Les Balkans dans l’Europe : une histoire à assumer ou à dépasser ?

L’histoire commune de la Grèce et de la Bulgarie, autant faite de liens en partage qu’en dispute, ne peut se penser indépendamment de l’histoire d’une catégorie elle-même problématique, celle de « Balkans ». L’entité « Balkans » est une aire culturelle, un concept politique, une réalité géographique, mais aussi un système descriptif et normatif, et enfin un imaginaire (sur toutes ces questions, voir Todorova, 1997), né de la « question d’orient » : il s’agit de la désignation par les « grandes puissances », de ce que l’on a longtemps appelé la Turquie d’Europe, au moment où l’Empire ottoman se défaisait, laissant place à des configurations régionales inédites : les Etats-nations (Mazower, 2000).

Il convient d’interroger cette entité conceptuelle, les Balkans, et ses catégories afférentes que sont le « balkanisme » et la « balkanité » (Todorova, 1997), notamment à l’aune des changements majeurs intervenus dans les configurations régionales. Depuis son adhésion à la Communauté Européenne en 1981, la Grèce a vu changer son paysage politique, dans le sens d’une pluralisation et d’une évolution des « discours de la nation ». De nouvelles questions surgissent dans le paysage politique grec sous l’influence du processus européen, telles que l’adhésion de Chypre, de pays voisins des Balkans, peut-être de la Turquie. Devenue terre d’immigration et porte de la Communauté Européenne, la Grèce est confrontée à de nouvelles formes d’altérité (Papataxiarchis, 2005) issues de changements géopolitiques globaux 40 .
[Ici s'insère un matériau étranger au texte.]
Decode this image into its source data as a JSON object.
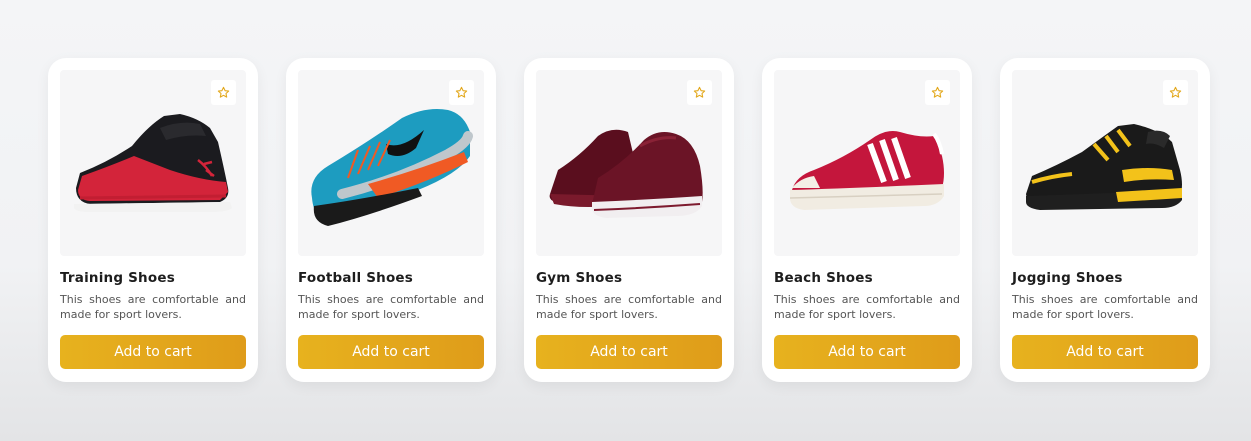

La fin de la guerre froide a entraîné une recomposition globale dont les impacts régionaux sont nombreux : la zone considérée en est un bon observatoire, en croisant des histoires récentes fort différentes et maintenant convergentes. La Bulgarie voit ses références historiques récentes (influence russe et soviétique, discours unitaire de la patrie, modèle socialiste) en plein bouleversement. La société bulgare est à un croisement, avec la constitution en quinze ans d’une diaspora, la réorientation complète (et difficile) de ses bases économiques et sociales. Le discours officiel sur la place de la Bulgarie dans les Balkans et en Europe semble avoir connu de profonds changements, dans le sens d’un renoncement à la vision nationaliste de soi que le pays avait, implicitement ou explicitement, jusque-là. Mais depuis 1989, le pays est aussi dans une situation de crise sociale chronique, euphémisée sous le terme de « transition » (prehod, voir Baïtchinska, 1997).

Localisation des lieux cités dans le texte ; Les Balkans (en haut) ; Bulgarie et Grèce du nord (en bas)
Localisation des lieux cités dans le texte ; Les Balkans (en haut) ; Bulgarie et Grèce du nord (en bas) Cette carte a été réalisée par Pierre Sintès, que je remercie pour son aide.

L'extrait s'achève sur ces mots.